Token Usage as a First-Class Observability Signal
Token spikes precede most agent failures by several seconds. The dashboard panels, the alerts, and the auto-throttle policy that uses token signal as a leading indicator.
Why tokens are leading indicator
Token usage is the early-warning signal. Most agent failures show up as token spikes before they show up as latency or cost spikes (the token signal is several seconds ahead); token spikes precede loops, prompt-size explosions, and runaway tool chains (by the time cost shows up on the dashboard, the failure is already happening); treat tokens as a SLO-relevant metric, not just a cost line.
- Tokens precede latency and cost. Several seconds ahead; the early-warning surface.
- Token spikes precede failures. Loops, prompt explosions, runaway tool chains.
- Cost is lagging. By the time it shows on the dashboard, failure is already happening.
- SLO-relevant metric. Tokens are a reliability signal; not just a cost line.
Dashboard panels
Three panels make the signal visible. Tokens per run as a histogram (watch for the long tail; the p99 is where the failures live); tokens per minute by agent role as a time series (spikes are visible at a glance); tokens per tool call as a distribution (outliers are tools that are returning huge payloads, cap them).

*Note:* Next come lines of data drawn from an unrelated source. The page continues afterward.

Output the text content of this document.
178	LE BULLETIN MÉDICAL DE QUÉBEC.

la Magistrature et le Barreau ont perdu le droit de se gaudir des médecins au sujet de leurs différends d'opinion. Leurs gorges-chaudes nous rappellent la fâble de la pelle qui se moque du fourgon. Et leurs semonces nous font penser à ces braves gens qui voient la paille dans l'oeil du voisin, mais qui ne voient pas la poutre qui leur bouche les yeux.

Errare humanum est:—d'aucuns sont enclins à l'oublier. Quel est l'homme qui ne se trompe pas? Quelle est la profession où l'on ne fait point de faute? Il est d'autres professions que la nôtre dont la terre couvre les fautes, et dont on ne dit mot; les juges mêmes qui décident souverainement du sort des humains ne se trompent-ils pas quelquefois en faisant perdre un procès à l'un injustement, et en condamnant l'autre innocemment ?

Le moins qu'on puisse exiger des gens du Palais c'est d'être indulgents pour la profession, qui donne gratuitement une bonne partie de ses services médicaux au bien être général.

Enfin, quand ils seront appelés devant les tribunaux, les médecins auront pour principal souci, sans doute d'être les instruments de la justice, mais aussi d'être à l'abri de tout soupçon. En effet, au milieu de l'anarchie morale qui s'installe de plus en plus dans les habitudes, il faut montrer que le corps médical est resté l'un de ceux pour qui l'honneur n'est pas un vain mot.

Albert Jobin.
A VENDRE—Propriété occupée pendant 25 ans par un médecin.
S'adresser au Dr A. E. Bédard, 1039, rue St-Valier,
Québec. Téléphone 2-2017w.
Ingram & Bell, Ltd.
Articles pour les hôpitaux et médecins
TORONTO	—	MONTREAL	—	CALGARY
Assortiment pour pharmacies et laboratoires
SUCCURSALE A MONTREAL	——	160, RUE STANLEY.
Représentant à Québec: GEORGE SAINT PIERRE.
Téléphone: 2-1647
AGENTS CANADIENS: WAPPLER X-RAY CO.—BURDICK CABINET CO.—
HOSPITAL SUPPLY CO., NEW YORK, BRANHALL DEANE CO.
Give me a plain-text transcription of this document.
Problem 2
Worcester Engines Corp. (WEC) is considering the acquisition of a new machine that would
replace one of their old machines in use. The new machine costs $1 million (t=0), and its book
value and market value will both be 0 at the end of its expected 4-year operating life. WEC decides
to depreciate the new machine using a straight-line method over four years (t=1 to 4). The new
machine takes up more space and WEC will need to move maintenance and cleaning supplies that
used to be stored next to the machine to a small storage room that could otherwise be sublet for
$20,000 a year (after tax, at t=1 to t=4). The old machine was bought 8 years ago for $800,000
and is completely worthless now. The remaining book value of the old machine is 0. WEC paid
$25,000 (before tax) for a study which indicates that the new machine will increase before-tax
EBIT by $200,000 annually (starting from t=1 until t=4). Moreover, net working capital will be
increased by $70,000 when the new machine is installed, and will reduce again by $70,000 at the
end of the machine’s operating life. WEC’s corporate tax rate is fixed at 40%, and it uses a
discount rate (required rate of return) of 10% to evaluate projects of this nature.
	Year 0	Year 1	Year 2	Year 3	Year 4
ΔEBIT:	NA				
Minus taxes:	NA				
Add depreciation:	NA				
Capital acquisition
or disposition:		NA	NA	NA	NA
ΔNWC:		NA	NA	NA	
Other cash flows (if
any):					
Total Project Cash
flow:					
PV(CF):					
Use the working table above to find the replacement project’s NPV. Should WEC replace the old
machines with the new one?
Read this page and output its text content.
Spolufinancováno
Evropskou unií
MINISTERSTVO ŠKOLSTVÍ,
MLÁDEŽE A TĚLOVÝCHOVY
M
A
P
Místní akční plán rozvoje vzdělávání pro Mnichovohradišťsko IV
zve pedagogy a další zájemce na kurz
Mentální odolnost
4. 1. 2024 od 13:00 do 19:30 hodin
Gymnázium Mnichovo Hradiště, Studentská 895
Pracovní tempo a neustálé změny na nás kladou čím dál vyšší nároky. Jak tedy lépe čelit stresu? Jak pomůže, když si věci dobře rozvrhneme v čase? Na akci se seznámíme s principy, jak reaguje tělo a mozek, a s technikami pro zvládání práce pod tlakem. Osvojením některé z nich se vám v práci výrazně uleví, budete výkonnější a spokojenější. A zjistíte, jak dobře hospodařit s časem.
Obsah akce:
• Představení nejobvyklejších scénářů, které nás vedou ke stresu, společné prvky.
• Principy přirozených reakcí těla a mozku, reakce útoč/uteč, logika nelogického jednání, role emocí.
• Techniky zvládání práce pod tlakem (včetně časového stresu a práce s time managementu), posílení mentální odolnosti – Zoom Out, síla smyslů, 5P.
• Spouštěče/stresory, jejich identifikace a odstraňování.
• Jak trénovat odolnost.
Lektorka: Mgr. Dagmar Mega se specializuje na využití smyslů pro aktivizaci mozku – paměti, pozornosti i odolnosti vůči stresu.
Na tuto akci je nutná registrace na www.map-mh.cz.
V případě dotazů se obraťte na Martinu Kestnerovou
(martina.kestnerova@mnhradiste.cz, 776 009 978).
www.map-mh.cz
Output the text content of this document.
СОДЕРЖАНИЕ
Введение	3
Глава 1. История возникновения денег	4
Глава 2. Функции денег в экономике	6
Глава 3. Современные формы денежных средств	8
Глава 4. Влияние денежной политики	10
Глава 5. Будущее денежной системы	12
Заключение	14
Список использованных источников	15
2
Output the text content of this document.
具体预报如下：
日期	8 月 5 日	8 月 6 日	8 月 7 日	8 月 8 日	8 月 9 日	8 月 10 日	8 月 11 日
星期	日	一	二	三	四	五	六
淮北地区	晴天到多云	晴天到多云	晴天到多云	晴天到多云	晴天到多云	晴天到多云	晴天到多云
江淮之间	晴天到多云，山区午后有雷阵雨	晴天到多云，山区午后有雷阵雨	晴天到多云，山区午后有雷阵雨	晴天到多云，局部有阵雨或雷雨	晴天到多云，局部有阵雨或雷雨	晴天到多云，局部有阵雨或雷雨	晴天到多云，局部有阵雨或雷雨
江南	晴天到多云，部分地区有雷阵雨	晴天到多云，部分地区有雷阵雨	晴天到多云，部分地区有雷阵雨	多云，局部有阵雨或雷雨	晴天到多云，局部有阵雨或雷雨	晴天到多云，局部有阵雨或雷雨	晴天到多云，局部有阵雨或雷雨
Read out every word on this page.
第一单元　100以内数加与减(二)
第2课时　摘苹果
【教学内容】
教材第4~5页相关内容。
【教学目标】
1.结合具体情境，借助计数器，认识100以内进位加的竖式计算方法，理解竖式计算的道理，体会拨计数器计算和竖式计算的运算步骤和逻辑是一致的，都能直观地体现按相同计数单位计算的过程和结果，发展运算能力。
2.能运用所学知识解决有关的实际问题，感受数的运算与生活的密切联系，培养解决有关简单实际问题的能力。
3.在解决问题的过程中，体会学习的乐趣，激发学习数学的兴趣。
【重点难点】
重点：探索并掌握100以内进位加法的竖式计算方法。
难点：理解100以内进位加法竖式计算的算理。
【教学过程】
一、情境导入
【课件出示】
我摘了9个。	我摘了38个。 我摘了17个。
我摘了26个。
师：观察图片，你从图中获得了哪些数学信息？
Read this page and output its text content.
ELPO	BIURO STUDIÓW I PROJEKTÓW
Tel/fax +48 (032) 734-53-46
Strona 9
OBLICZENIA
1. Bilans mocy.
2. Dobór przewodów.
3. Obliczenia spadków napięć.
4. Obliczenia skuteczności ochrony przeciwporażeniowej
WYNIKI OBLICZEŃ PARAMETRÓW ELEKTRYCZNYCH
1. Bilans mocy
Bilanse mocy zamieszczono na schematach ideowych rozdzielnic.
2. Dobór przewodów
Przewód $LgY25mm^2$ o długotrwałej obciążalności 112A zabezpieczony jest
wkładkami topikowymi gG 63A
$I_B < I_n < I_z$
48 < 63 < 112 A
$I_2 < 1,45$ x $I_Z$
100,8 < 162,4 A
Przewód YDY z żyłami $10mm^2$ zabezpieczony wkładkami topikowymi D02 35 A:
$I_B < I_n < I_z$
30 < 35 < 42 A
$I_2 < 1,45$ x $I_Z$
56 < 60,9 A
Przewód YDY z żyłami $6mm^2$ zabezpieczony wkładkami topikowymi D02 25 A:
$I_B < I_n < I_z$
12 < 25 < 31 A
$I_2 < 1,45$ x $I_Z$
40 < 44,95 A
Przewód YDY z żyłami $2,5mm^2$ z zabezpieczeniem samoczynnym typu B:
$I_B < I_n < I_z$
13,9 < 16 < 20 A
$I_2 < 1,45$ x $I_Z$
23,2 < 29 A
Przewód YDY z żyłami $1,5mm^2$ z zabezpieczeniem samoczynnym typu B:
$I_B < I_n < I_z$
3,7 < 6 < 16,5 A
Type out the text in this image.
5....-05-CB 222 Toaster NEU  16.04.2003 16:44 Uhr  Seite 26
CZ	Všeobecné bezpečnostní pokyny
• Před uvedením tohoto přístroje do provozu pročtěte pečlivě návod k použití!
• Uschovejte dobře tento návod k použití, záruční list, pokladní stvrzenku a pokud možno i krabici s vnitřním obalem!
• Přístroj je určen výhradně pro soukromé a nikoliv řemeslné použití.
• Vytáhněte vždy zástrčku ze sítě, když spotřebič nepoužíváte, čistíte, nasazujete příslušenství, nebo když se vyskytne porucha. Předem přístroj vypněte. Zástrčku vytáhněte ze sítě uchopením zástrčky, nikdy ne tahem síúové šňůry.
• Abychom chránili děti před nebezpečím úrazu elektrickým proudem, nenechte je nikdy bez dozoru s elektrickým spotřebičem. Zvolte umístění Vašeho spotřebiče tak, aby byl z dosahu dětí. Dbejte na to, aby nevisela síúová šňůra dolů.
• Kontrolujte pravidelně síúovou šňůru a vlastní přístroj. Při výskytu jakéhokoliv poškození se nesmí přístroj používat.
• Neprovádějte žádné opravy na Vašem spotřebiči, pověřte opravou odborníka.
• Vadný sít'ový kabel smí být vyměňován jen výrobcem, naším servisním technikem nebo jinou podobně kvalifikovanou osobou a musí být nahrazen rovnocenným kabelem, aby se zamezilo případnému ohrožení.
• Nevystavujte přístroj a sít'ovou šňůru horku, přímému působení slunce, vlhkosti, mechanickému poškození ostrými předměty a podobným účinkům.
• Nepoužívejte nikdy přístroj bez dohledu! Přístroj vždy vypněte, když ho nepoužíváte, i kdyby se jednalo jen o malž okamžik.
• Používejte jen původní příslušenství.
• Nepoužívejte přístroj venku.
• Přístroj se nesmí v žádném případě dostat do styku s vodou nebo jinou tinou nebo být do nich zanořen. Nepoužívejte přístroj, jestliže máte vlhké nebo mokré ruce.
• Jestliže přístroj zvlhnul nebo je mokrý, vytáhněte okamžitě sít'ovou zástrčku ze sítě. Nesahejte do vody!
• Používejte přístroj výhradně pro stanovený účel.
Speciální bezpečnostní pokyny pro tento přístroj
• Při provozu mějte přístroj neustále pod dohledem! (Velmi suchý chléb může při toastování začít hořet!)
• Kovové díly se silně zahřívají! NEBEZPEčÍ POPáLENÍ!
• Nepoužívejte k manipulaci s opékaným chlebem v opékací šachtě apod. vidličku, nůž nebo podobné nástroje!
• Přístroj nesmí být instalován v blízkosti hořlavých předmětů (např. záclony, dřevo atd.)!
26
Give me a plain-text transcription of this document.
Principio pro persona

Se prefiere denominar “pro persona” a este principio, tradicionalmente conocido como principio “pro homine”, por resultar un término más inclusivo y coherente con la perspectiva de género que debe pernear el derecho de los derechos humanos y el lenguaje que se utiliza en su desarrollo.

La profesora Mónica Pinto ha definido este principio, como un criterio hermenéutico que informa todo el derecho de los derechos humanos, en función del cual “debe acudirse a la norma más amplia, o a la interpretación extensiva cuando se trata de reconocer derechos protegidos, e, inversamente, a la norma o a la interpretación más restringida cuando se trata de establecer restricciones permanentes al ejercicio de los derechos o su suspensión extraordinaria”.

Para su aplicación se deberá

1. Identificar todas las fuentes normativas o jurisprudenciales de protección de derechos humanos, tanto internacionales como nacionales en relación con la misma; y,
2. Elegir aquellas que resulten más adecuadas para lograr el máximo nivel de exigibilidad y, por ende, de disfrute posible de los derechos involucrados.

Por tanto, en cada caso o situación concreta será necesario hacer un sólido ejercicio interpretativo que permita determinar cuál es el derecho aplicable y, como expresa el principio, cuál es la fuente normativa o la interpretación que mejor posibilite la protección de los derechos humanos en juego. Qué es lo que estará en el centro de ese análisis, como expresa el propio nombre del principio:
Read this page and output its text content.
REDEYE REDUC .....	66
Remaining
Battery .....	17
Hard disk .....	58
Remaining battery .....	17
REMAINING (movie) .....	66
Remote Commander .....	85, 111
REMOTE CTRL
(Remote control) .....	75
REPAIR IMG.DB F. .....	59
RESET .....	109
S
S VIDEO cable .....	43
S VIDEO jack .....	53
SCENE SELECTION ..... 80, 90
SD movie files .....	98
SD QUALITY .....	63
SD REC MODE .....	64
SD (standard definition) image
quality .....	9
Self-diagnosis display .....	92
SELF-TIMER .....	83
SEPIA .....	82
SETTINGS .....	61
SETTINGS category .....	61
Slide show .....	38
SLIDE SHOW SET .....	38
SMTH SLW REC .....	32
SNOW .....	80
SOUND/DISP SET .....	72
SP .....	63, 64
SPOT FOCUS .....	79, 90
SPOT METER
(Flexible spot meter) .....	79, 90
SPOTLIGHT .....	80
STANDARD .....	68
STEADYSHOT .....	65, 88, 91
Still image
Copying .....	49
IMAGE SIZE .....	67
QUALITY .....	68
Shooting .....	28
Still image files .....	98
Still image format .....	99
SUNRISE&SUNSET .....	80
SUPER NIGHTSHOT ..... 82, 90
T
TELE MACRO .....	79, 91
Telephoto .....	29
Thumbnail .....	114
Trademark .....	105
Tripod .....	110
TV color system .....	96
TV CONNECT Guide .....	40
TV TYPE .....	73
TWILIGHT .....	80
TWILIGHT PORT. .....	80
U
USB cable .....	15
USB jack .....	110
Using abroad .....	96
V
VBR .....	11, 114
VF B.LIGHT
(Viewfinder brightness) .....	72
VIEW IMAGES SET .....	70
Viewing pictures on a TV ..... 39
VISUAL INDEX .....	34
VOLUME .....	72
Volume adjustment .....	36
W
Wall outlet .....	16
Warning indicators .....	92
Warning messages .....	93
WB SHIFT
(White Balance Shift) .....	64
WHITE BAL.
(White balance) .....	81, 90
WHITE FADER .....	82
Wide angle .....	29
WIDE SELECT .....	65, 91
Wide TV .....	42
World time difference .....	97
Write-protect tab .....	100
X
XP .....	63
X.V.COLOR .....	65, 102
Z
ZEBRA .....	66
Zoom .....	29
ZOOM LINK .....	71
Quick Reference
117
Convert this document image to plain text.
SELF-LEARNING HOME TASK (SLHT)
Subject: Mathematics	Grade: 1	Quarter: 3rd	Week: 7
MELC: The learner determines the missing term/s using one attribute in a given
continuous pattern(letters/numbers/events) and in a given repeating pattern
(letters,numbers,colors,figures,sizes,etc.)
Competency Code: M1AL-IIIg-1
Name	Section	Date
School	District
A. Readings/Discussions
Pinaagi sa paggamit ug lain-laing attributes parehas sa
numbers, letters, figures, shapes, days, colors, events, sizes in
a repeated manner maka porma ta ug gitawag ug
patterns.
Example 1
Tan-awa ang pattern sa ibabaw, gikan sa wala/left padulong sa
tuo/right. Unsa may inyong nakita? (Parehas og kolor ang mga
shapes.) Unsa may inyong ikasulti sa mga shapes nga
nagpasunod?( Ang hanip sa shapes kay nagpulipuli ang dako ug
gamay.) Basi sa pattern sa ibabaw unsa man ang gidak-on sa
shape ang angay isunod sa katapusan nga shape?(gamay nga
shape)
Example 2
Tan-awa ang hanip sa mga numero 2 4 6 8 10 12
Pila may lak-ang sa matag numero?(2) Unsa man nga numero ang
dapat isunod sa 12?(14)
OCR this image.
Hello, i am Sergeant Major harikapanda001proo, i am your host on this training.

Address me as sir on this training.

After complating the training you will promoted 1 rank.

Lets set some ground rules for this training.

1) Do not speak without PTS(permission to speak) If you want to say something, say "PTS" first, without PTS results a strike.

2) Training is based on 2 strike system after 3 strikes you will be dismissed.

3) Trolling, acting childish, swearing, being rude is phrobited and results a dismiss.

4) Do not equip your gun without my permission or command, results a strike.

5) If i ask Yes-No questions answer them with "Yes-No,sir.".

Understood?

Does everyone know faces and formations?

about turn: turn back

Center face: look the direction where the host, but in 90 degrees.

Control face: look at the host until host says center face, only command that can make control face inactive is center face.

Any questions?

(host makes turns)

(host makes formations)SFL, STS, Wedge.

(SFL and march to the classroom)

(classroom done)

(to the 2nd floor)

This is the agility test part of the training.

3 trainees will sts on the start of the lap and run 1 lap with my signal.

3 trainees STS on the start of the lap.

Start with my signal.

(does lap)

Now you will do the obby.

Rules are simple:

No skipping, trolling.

- Tokens per run histogram. Long tail at p99 is where failures live.
- Tokens per minute by role. Time series; spikes visible at a glance.
- Tokens per tool call distribution. Outliers are tools returning huge payloads; cap them.
- Per-panel review cadence. Weekly check; supports continued attention.
Alerts
Three alert classes catch most failures. Threshold alert “any run > 50k tokens” (page on rate, not on individual events); anomaly alert “per-minute token rate > 3x baseline” (catches collective failures: model regression, prompt-bug rollout); per-tenant alert “single tenant tokens/minute > 10x median tenant” (catches a stuck integration on one customer).
- Threshold > 50k tokens. Page on rate, not on individual events.
- Anomaly > 3x baseline. Catches collective failures: regressions, bug rollouts.
- Per-tenant > 10x median. Catches stuck integration on one customer.
- Per-class threshold tuning. Each class calibrated; supports the right firing rate.
Auto-throttle on token signal
Auto-throttle is conservative protection. When per-tenant rate exceeds threshold, the agent service rate-limits that tenant (the customer’s runs queue or fail fast); auto-throttle preserves availability for other customers at the cost of immediate availability for the spiking customer; the throttle is communicated (customer sees a clear message, operator gets a notification, throttling is loud not silent).
- Per-tenant rate limit. Threshold exceeded triggers limit; runs queue or fail fast.
- Conservative trade-off. Other customers protected at cost of spiking customer’s availability.
- Loud throttling. Customer sees message; operator notified; not silent.
- Per-tenant override path. Documented escalation if throttle is wrong; supports correct response.
Post-incident review
The post-incident review tightens the three layers. After every token-related incident, review the timeline (did the dashboard surface it? did alerts fire? did auto-throttle help?); each review tightens one of the three layers (dashboard gets a panel; alert gets calibrated; throttle gets refined); target by quarter four no token incident should surprise the team because the signal is reliable and the response is automated.
- Three-layer review. Dashboard surfaced; alerts fired; auto-throttle helped.
- Each review tightens one layer. Dashboard panel, alert calibration, throttle refinement.
- Q4 target: no surprises. Signal reliable; response automated.
- Per-incident learning compounds. Each review improves the next response.